Hardly a week goes by without a new revelation about some insidious hacking attempt or other cybersecurity incident. This drumbeat of frightful headlines, along with pressure from companies and constituents, rightfully has lawmakers rattled and looking for new ways to address our burgeoning cybersecurity crisis.

Last week, Sen. Steve Daines, R-Mont., became the latest to suggest that “cyber incidents” should qualify for coverage under the Support Anti-Terrorism by Fostering Effective Technologies (SAFETY) Act, a series of liability protections used to spur the growth of anti-terrorism technologies. However, the market for cybersecurity technologies is already too robust for this kind of market intervention to do anything but stifle the very innovation that it seeks to accelerate.

The SAFETY Act passed in the wake of 9/11 to assuage the fear that companies would not invest in beneficial anti-terrorism products and services because of liability concerns. The law allows entities to have anti-terrorism related technologies and procedures sent to the Department of Homeland Security (DHS) for evaluation. Those meeting certain standards are either “designated” or “certified” under the SAFETY Act for five years and given special liability protections if the DHS secretary designates an otherwise liability inducing event as an “act of terrorism.” Organizations have used it to gain liability protections for everything from X-ray sensors and K9 teams to facility and venue security plans.

The liability concerns undergirding the SAFETY Act arose because of a dearth of past litigation in which a reasonable standard of care could be established. Thankfully, acts of terrorism remain exceedingly rare. After more than a decade and a half of use, the protections of the SAFETY Act have never actually been invoked.

Due to this lack of real-world cases to draw from, companies were unable to adequately assess risks, and the market for anti-terrorism technologies stagnated. Government intervention filled this void, essentially taking over the role of market tester. It was able to propel innovation by unilaterally determining the appropriate standards and obviating the need to wait for a series of test cases that might take decades to occur.

While a struggling anti-terrorism market necessitated and ultimately benefited from the introduction of SAFETY Act liability caps, the same cannot be said for cybersecurity. Cyber incidents may carry the same potential for catastrophic harm as terrorist attacks, but they are also very common and exemptions from liability would be very dangerous. Even a limited definition of qualifying cyber incident would expand the universe of SAFETY Act covered events by many orders of magnitude. The days in which its protections were never invoked would surely be at an end.

Moreover, the frequency of hacking attempts and data breaches has created a growing body of literature on the deployment of various cybersecurity products and stratagems. This is not an example of a weak or empty marketplace that requires government intervention to survive. The best cybersecurity measures are more likely to be divined through true trial and error than selection by government bureaucrats.

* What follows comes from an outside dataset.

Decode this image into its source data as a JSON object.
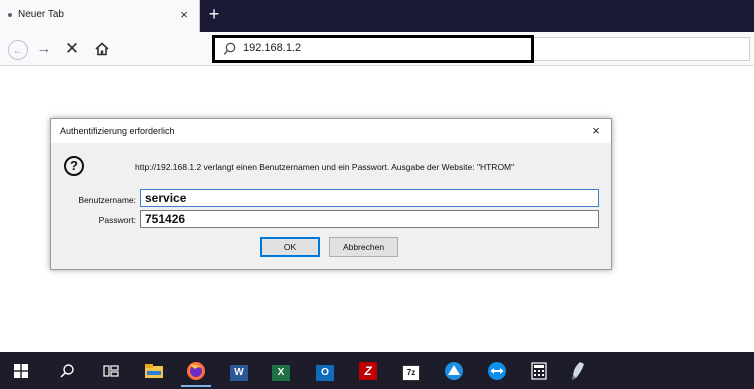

This is not to say that the SAFETY Act and cybersecurity products are entirely incompatible. Indeed, a handful have actually already been certified under existing procedures. The market has resisted distortion, however, because an act of terror can be differentiated from other kinds of cyber attacks – the intent and identity of the actor colors the determination.

If more run-of-the-mill events were sheltered from liability as qualifying cyber incidents, precedents would build and SAFETY Act certification would become the de facto standard for the industry. This is hardly the recipe for continuing innovation, particularly given that SAFETY Act certifications lock protections in place for multiple years. With liability protections in hand, there would be little incentive for additional investments and cybersecurity would become a check-the-box exercise.

New resources and ideas are vital in the quest to supplement our cyber defenses, but Congress should not act rashly. Expanding the SAFETY Act to cyber incidents would be an example of trying to force a square peg through a round hole. DHS has an important role to play in cybersecurity, but consumer reports is not it. And cybersecurity innovation moves too quickly to unnecessarily subject it to the sclerotic hand of government.